Niezależnie więc od powyższej kwestii należy podkreślić, iż nie każdy przypadek przykrych, niemiłych odczuć, dyskomfortu psychicznego spowodowany zachowaniem innej osoby jest wystarczającą podstawą do poszukiwania sądowej ochrony dóbr osobistych.

W orzecznictwie podkreśla się też, że przy dokonywaniu oceny działania strony pozwanej o naruszenie dóbr osobistych trzeba mieć na uwadze konieczność zachowania należytych proporcji i umiaru.
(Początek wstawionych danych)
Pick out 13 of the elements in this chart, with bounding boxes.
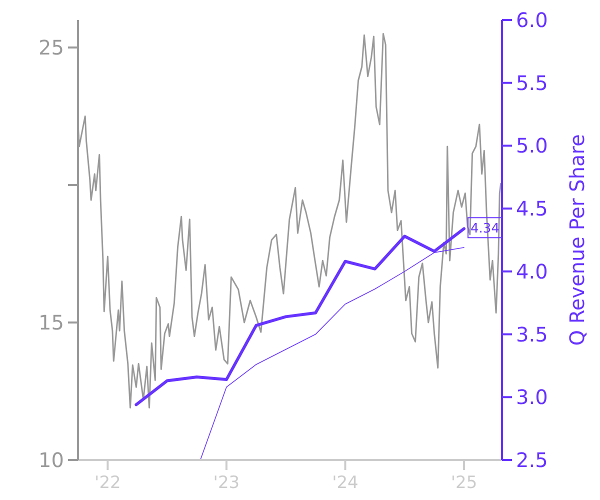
y2-tick-label: 4.0 xyxy=(516,259,548,284)
y2-tick-label: 2.5 xyxy=(516,448,548,472)
y-tick-label: 10 xyxy=(38,448,64,472)
y2-tick-label: 5.0 xyxy=(516,134,548,158)
y-tick-label: 15 xyxy=(38,310,64,334)
y2-tick-label: 6.0 xyxy=(516,8,548,32)
y2-tick-label: 3.0 xyxy=(516,385,548,410)
data-label: 4.34 xyxy=(470,222,500,237)
y2-tick-label: 5.5 xyxy=(516,70,548,95)
y2-tick-label: 3.5 xyxy=(516,322,548,346)
y2-axis-title: Q Revenue Per Share xyxy=(565,134,589,346)
y-tick-label: 25 xyxy=(38,36,64,60)
y2-tick-label: 4.5 xyxy=(516,196,548,221)
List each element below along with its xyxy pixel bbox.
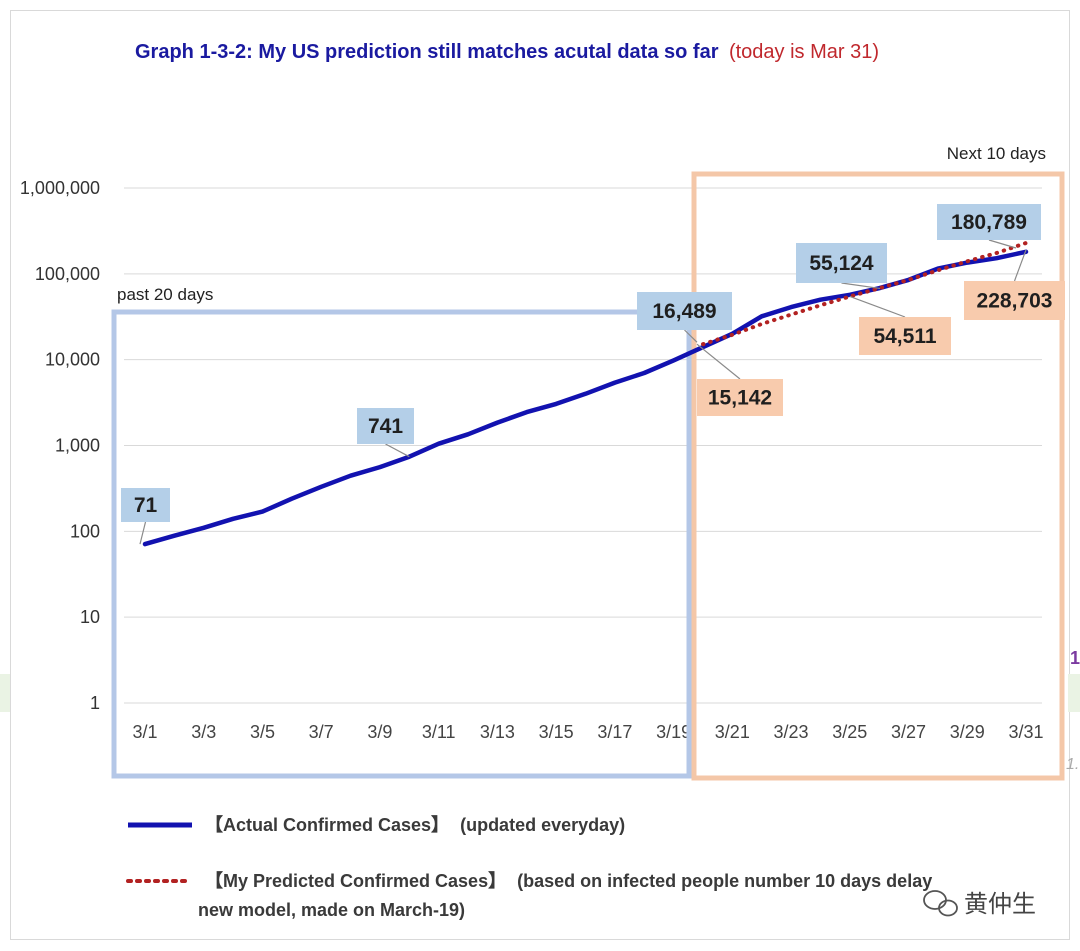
region-next-10-days [691,171,1065,781]
region-past-20-days-label: past 20 days [117,285,213,304]
data-label-leader [849,295,906,318]
data-label-leader [988,239,1017,249]
data-label-leader [841,282,881,290]
x-axis-ticks: 3/1 3/3 3/5 3/7 3/9 3/11 3/13 3/15 3/17 3/19 3/21 3… [132,722,1043,742]
data-labels: 71 741 16,489 15,142 55,124 54,511 180,789 228,… [121,204,1065,545]
wechat-icon [923,890,958,917]
x-tick-label: 3/23 [774,722,809,742]
background-cell-right [1068,674,1080,712]
x-tick-label: 3/3 [191,722,216,742]
y-tick-label: 1,000 [55,436,100,456]
data-label: 54,511 [873,325,936,348]
data-label-leader [1013,249,1027,282]
stray-cell-text: 1 [1070,648,1080,668]
data-label: 55,124 [809,252,874,275]
region-next-10-days-label: Next 10 days [947,144,1046,163]
y-tick-label: 1 [90,693,100,713]
data-label-box [357,408,414,444]
legend-predicted-name: 【My Predicted Confirmed Cases】 [205,871,506,891]
y-tick-label: 100 [70,521,100,541]
y-tick-label: 100,000 [35,264,100,284]
data-label-leader [385,443,410,458]
x-tick-label: 3/17 [597,722,632,742]
x-tick-label: 3/25 [832,722,867,742]
data-label-leader [696,343,741,380]
data-label: 741 [368,415,403,438]
x-tick-label: 3/13 [480,722,515,742]
data-label: 15,142 [708,387,772,410]
x-tick-label: 3/29 [950,722,985,742]
x-tick-label: 3/15 [539,722,574,742]
y-tick-label: 1,000,000 [20,178,100,198]
data-label: 16,489 [652,300,716,323]
background-cell-left [0,674,10,712]
y-tick-label: 10 [80,607,100,627]
x-tick-label: 3/7 [309,722,334,742]
y-tick-label: 10,000 [45,350,100,370]
legend-predicted-note-line2: new model, made on March-19) [198,900,465,920]
legend-predicted-text: 【My Predicted Confirmed Cases】 (based on… [205,871,932,891]
data-label-box [697,379,783,416]
x-tick-label: 3/9 [367,722,392,742]
x-tick-label: 3/21 [715,722,750,742]
stray-cell-text-2: 1. [1066,756,1080,773]
legend-actual-name: 【Actual Confirmed Cases】 [205,815,449,835]
watermark-text: 黄仲生 [964,891,1036,918]
x-tick-label: 3/5 [250,722,275,742]
chart-frame [10,10,1070,940]
y-axis-ticks: 1 10 100 1,000 10,000 100,000 1,000,000 [20,178,100,713]
x-tick-label: 3/27 [891,722,926,742]
chart-title: Graph 1-3-2: My US prediction still matc… [135,41,879,63]
x-tick-label: 3/11 [422,722,456,742]
region-past-20-days [111,309,692,779]
chart-title-main: Graph 1-3-2: My US prediction still matc… [135,41,719,63]
data-label: 180,789 [951,211,1027,234]
series-lines [142,241,1029,547]
data-label-leader [684,329,698,343]
chart-title-suffix: (today is Mar 31) [729,41,879,63]
data-label-box [121,488,170,522]
data-label: 228,703 [977,290,1053,313]
gridlines [124,187,1042,704]
data-label-box [964,281,1065,320]
data-label-box [796,243,887,283]
data-label: 71 [134,494,158,517]
series-actual-line [142,249,1029,547]
legend-predicted-note: (based on infected people number 10 days… [517,871,932,891]
data-label-box [637,292,732,330]
legend-actual-text: 【Actual Confirmed Cases】 (updated everyd… [205,815,625,835]
data-label-leader [139,521,147,545]
legend-actual-note: (updated everyday) [460,815,625,835]
x-tick-label: 3/1 [132,722,157,742]
x-tick-label: 3/19 [656,722,691,742]
x-tick-label: 3/31 [1008,722,1043,742]
data-label-box [859,317,951,355]
watermark: 黄仲生 [923,890,1036,918]
data-label-box [937,204,1041,240]
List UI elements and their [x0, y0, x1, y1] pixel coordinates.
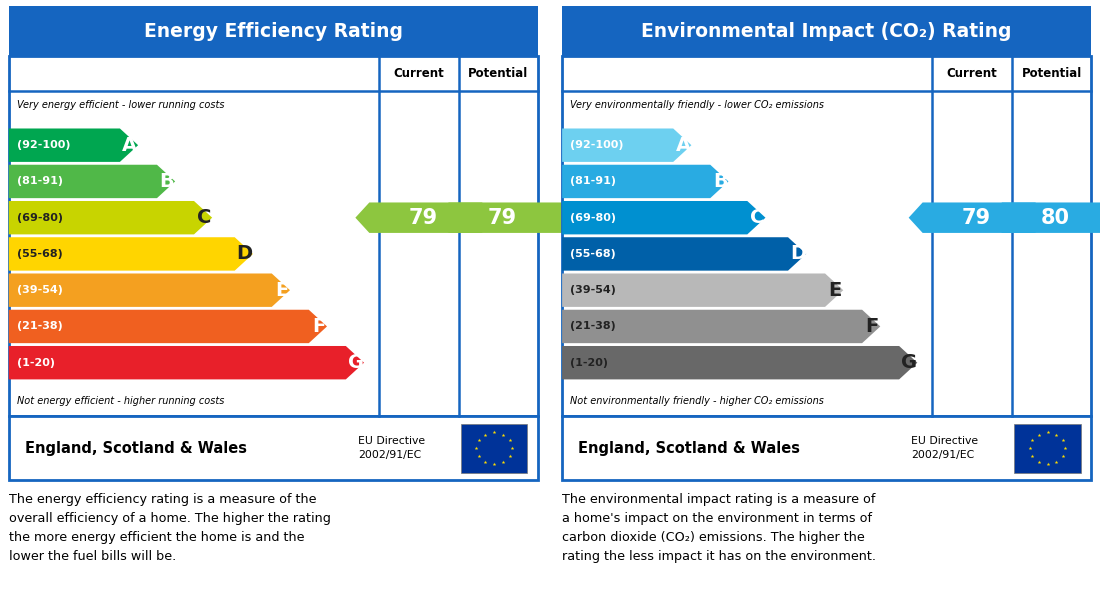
Polygon shape: [562, 346, 917, 379]
Polygon shape: [562, 237, 806, 271]
Polygon shape: [562, 310, 880, 343]
Bar: [9, 6, 538, 56]
Text: (39-54): (39-54): [570, 285, 616, 295]
Text: Potential: Potential: [1022, 67, 1081, 80]
Text: (55-68): (55-68): [570, 249, 616, 259]
Polygon shape: [562, 129, 692, 162]
Text: C: C: [750, 208, 764, 227]
Polygon shape: [909, 203, 1035, 233]
Text: E: E: [275, 281, 288, 300]
Text: (21-38): (21-38): [570, 321, 616, 332]
Text: Potential: Potential: [469, 67, 528, 80]
Polygon shape: [9, 310, 327, 343]
Text: Very environmentally friendly - lower CO₂ emissions: Very environmentally friendly - lower CO…: [570, 100, 824, 110]
Text: D: D: [236, 244, 253, 263]
Text: A: A: [122, 136, 138, 155]
Text: G: G: [348, 353, 364, 372]
Bar: [9, 416, 538, 480]
Text: B: B: [160, 172, 174, 191]
Text: (21-38): (21-38): [16, 321, 63, 332]
Text: England, Scotland & Wales: England, Scotland & Wales: [578, 441, 800, 456]
Text: (55-68): (55-68): [16, 249, 63, 259]
Text: (81-91): (81-91): [570, 176, 616, 187]
Text: E: E: [828, 281, 842, 300]
Text: G: G: [901, 353, 917, 372]
Text: Very energy efficient - lower running costs: Very energy efficient - lower running co…: [16, 100, 224, 110]
Polygon shape: [562, 165, 728, 198]
Text: C: C: [197, 208, 211, 227]
Text: (92-100): (92-100): [16, 140, 70, 150]
Text: 79: 79: [487, 207, 517, 228]
Text: EU Directive
2002/91/EC: EU Directive 2002/91/EC: [358, 436, 425, 460]
Polygon shape: [562, 201, 766, 234]
Polygon shape: [434, 203, 562, 233]
Polygon shape: [9, 165, 175, 198]
Text: F: F: [312, 317, 326, 336]
Text: Energy Efficiency Rating: Energy Efficiency Rating: [144, 21, 403, 40]
Bar: [1014, 424, 1080, 473]
Text: D: D: [790, 244, 806, 263]
Text: B: B: [713, 172, 727, 191]
Text: F: F: [866, 317, 879, 336]
Text: (39-54): (39-54): [16, 285, 63, 295]
Polygon shape: [355, 203, 482, 233]
Text: Current: Current: [947, 67, 998, 80]
Text: Current: Current: [394, 67, 444, 80]
Text: (69-80): (69-80): [570, 213, 616, 223]
Text: The environmental impact rating is a measure of
a home's impact on the environme: The environmental impact rating is a mea…: [562, 493, 876, 562]
Text: The energy efficiency rating is a measure of the
overall efficiency of a home. T: The energy efficiency rating is a measur…: [9, 493, 331, 562]
Bar: [562, 6, 1091, 56]
Text: (92-100): (92-100): [570, 140, 624, 150]
Bar: [9, 56, 538, 416]
Text: A: A: [675, 136, 691, 155]
Polygon shape: [9, 129, 139, 162]
Polygon shape: [988, 203, 1100, 233]
Polygon shape: [9, 346, 364, 379]
Polygon shape: [9, 201, 212, 234]
Text: (1-20): (1-20): [570, 357, 608, 368]
Text: 79: 79: [408, 207, 438, 228]
Text: Environmental Impact (CO₂) Rating: Environmental Impact (CO₂) Rating: [641, 21, 1012, 40]
Text: (69-80): (69-80): [16, 213, 63, 223]
Text: (1-20): (1-20): [16, 357, 55, 368]
Polygon shape: [9, 237, 253, 271]
Text: Not environmentally friendly - higher CO₂ emissions: Not environmentally friendly - higher CO…: [570, 396, 824, 406]
Bar: [562, 56, 1091, 416]
Text: EU Directive
2002/91/EC: EU Directive 2002/91/EC: [911, 436, 978, 460]
Text: England, Scotland & Wales: England, Scotland & Wales: [24, 441, 246, 456]
Polygon shape: [9, 274, 290, 307]
Bar: [461, 424, 527, 473]
Text: Not energy efficient - higher running costs: Not energy efficient - higher running co…: [16, 396, 224, 406]
Bar: [562, 416, 1091, 480]
Text: 79: 79: [961, 207, 991, 228]
Text: (81-91): (81-91): [16, 176, 63, 187]
Polygon shape: [562, 274, 844, 307]
Text: 80: 80: [1042, 207, 1070, 228]
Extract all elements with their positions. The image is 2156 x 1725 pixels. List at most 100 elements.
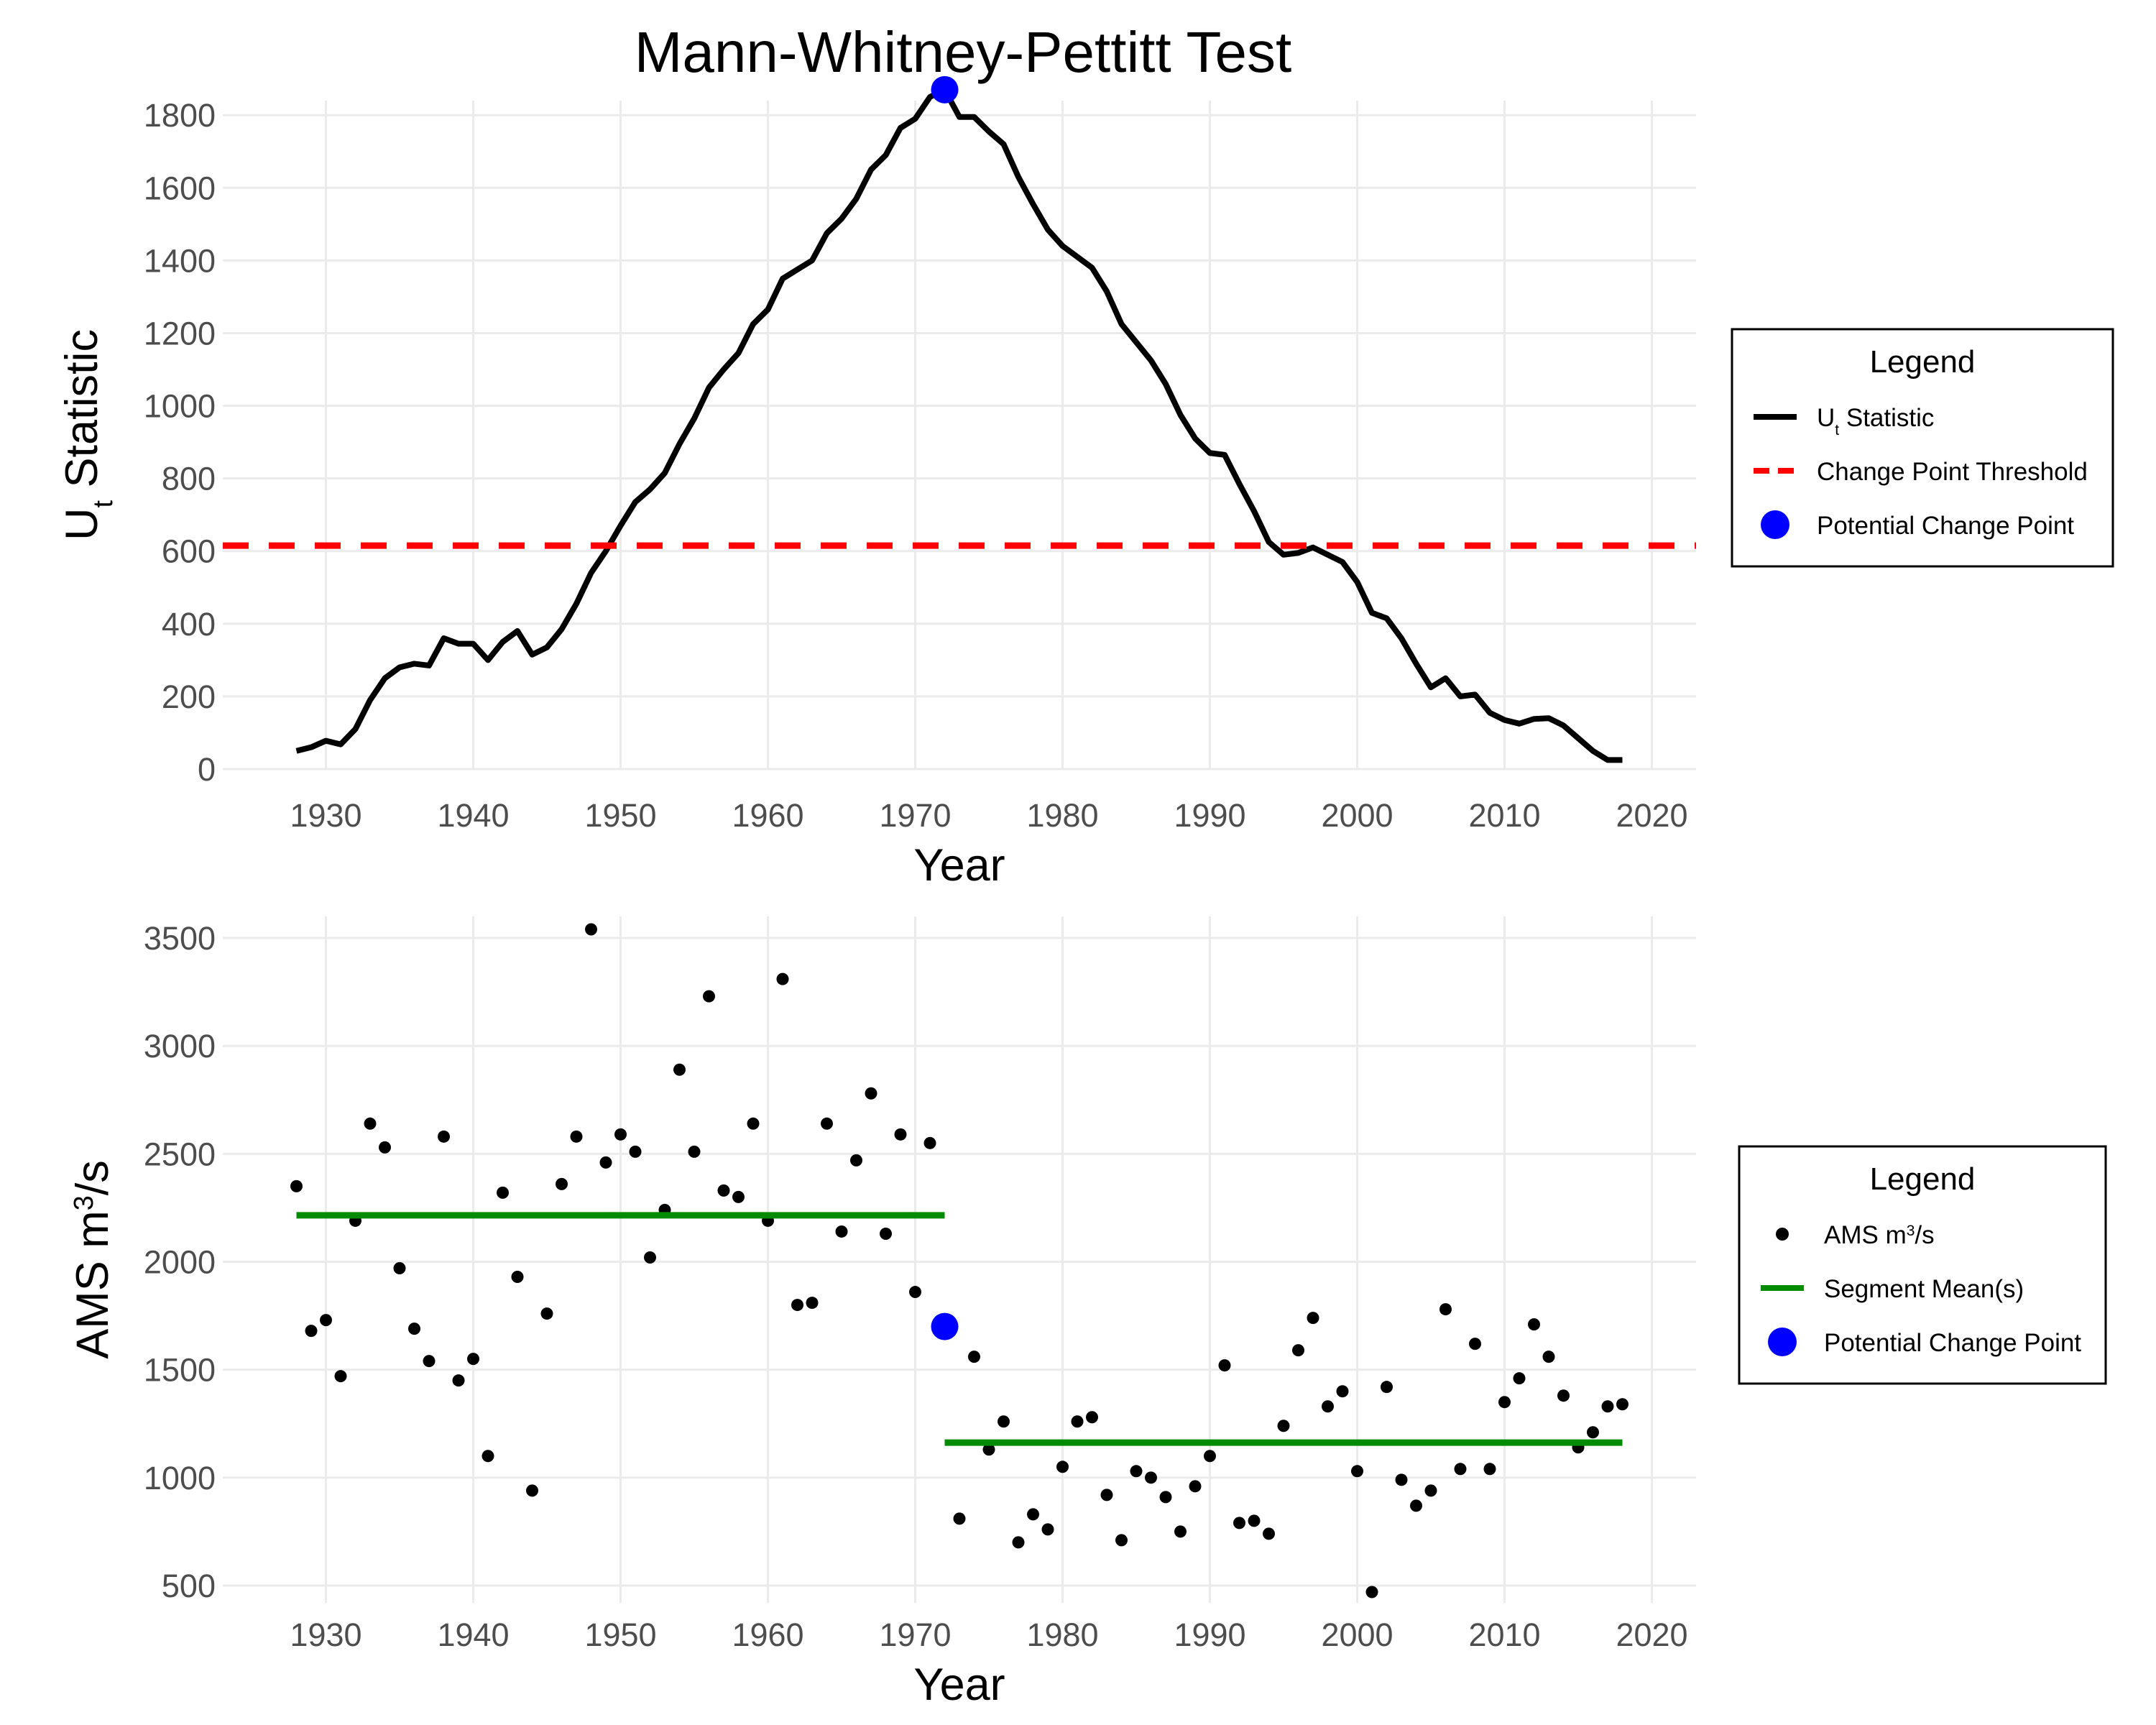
ams-point bbox=[1159, 1491, 1172, 1504]
legend-box bbox=[1731, 328, 2114, 568]
ams-point bbox=[835, 1225, 848, 1238]
ams-point bbox=[526, 1484, 538, 1497]
ams-point bbox=[1483, 1463, 1496, 1476]
ams-point bbox=[1336, 1385, 1349, 1398]
ams-point bbox=[717, 1184, 730, 1197]
legend-item-label: Segment Mean(s) bbox=[1824, 1275, 2024, 1303]
ams-point bbox=[1528, 1318, 1540, 1331]
ams-point bbox=[1292, 1344, 1304, 1357]
ams-point bbox=[1469, 1338, 1481, 1351]
y-tick-label: 2500 bbox=[144, 1136, 216, 1172]
x-axis-title: Year bbox=[913, 840, 1005, 891]
legend-title: Legend bbox=[1870, 1162, 1976, 1197]
x-axis-title: Year bbox=[913, 1660, 1005, 1710]
legend-item-label: AMS m3/s bbox=[1824, 1221, 1935, 1249]
y-tick-label: 1000 bbox=[144, 1460, 216, 1496]
ams-point bbox=[644, 1251, 656, 1264]
ams-point bbox=[1365, 1586, 1378, 1598]
x-tick-label: 2000 bbox=[1321, 797, 1393, 834]
ams-point bbox=[1601, 1400, 1614, 1413]
legend-item-label: Ut Statistic bbox=[1817, 404, 1934, 438]
legend-title: Legend bbox=[1870, 344, 1976, 380]
x-tick-label: 1960 bbox=[732, 797, 803, 834]
x-tick-label: 2000 bbox=[1321, 1616, 1393, 1653]
y-tick-label: 1500 bbox=[144, 1352, 216, 1389]
ams-point bbox=[614, 1128, 627, 1141]
ams-point bbox=[467, 1353, 479, 1366]
legend: Legend AMS m3/s Segment Mean(s) Potential C… bbox=[1738, 1145, 2107, 1385]
ams-point bbox=[320, 1314, 332, 1327]
tick-labels: 1930 1940 1950 1960 1970 1980 1990 2000 2010 2020… bbox=[144, 920, 1688, 1653]
ams-point bbox=[1277, 1420, 1290, 1432]
y-tick-label: 3000 bbox=[144, 1028, 216, 1064]
ams-point bbox=[703, 990, 715, 1003]
y-tick-label: 1400 bbox=[144, 242, 216, 279]
ams-point bbox=[1100, 1489, 1113, 1501]
y-tick-label: 1200 bbox=[144, 315, 216, 351]
ams-point bbox=[1410, 1499, 1422, 1512]
ams-point bbox=[1395, 1473, 1408, 1486]
ams-point bbox=[585, 923, 597, 936]
ams-points bbox=[290, 923, 1628, 1598]
x-tick-label: 1950 bbox=[584, 797, 656, 834]
ams-point bbox=[1218, 1359, 1231, 1372]
ams-point bbox=[1513, 1372, 1526, 1385]
x-tick-label: 1970 bbox=[879, 797, 951, 834]
ams-point bbox=[393, 1262, 406, 1275]
ams-point bbox=[1263, 1527, 1275, 1540]
ams-point bbox=[806, 1297, 819, 1310]
ams-point bbox=[599, 1156, 612, 1169]
y-tick-label: 800 bbox=[162, 461, 216, 497]
ams-point bbox=[1587, 1426, 1599, 1439]
ams-point bbox=[290, 1179, 303, 1192]
ams-point bbox=[894, 1128, 907, 1141]
y-tick-label: 1000 bbox=[144, 388, 216, 425]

Dobra osobiste są czymś szczególnie cennym i nie można nadużywać instrumentów prawnych właściwych ochronie dóbr osobistych do przypadków o mniejszej wadze czy incydentalnych, dotyczących wyłącznie subiektywnych odczuć osoby dotkniętej wypowiedzią innej osoby (por. m.in.: wyrok Sądu Apelacyjnego w Katowicach z dnia 1 lutego 2013r., V ACa 657/12, LEX nr 1286525).

Odnosząc się do oceny powodów K. i Z. D. (1), iż opisane w pozwie zachowania pozwanej naruszają także ich dobra osobiste w innym toczącym się postępowaniu co można określić jako dobro w postaci „zaufania do organów Państwa”, należy podkreślić, iż dobra osobiste są nieodłącznie związane z istotą człowieczeństwa oraz naturą człowieka, stanowią o jego wyjątkowości, integralności fizycznej i psychicznej, jego godności i nie poddają się wycenie w ekonomicznych miernikach wartości. Dobra te nie zależą od ludzkiej woli, ani wrażliwości. Szczególny związek dobra osobistego z naturą człowieka wyłącza możliwość ujmowania w tych kategoriach dóbr innego rodzaju, np. „utraty zaufania do Państwa” czy „utraty zaufania do organów Państwa” (por.: wyrok Sądu Apelacyjnego w Warszawie z dnia 20 czerwca 2012r., I ACa 1389/11, LEX nr 1220671).

W ramach istniejących instrumentów ochrony cywilnoprawnej ochrona dóbr osobistych ma charakter wyjątkowy, w związku z czym sięganie do jej mechanizmów powinno następować z odpowiednią ostrożnością i powściągliwością, bez tendencji do sztucznego poszerzania katalogu tych dóbr (por.: wyrok Sądu Apelacyjnego w Łodzi z dnia 26 września 2013r., I ACa 492/13, LEX nr 1383502).

W świetle zatem przywołanego powyżej orzecznictwa, roszczenie powodów również nie zasługuje na uwzględnienie.

Sąd oddalił wniosek powodów o dopuszczenie dowodu z przesłuchania biegłego K. S., albowiem okoliczności na jakie miałby zeznawać biegły nic nie wniosłyby do sprawy, a zatem nie mają znaczenia dla rozstrzygnięcia, pozwana potwierdziła, że nie uczestniczyła w czynnościach z udziałem tego biegłego. Słowa , które stanowią podstawę faktyczną roszczenia padły podczas rozprawy sądowej, zeznania biegłego zatem nie przybliżyłyby sądu do odpowiedzi, czy ich użycie było bezprawne, czy nie.

Orzeczono na podstawie art. 24§1 k.c. i art. 448 k.c. a contrario.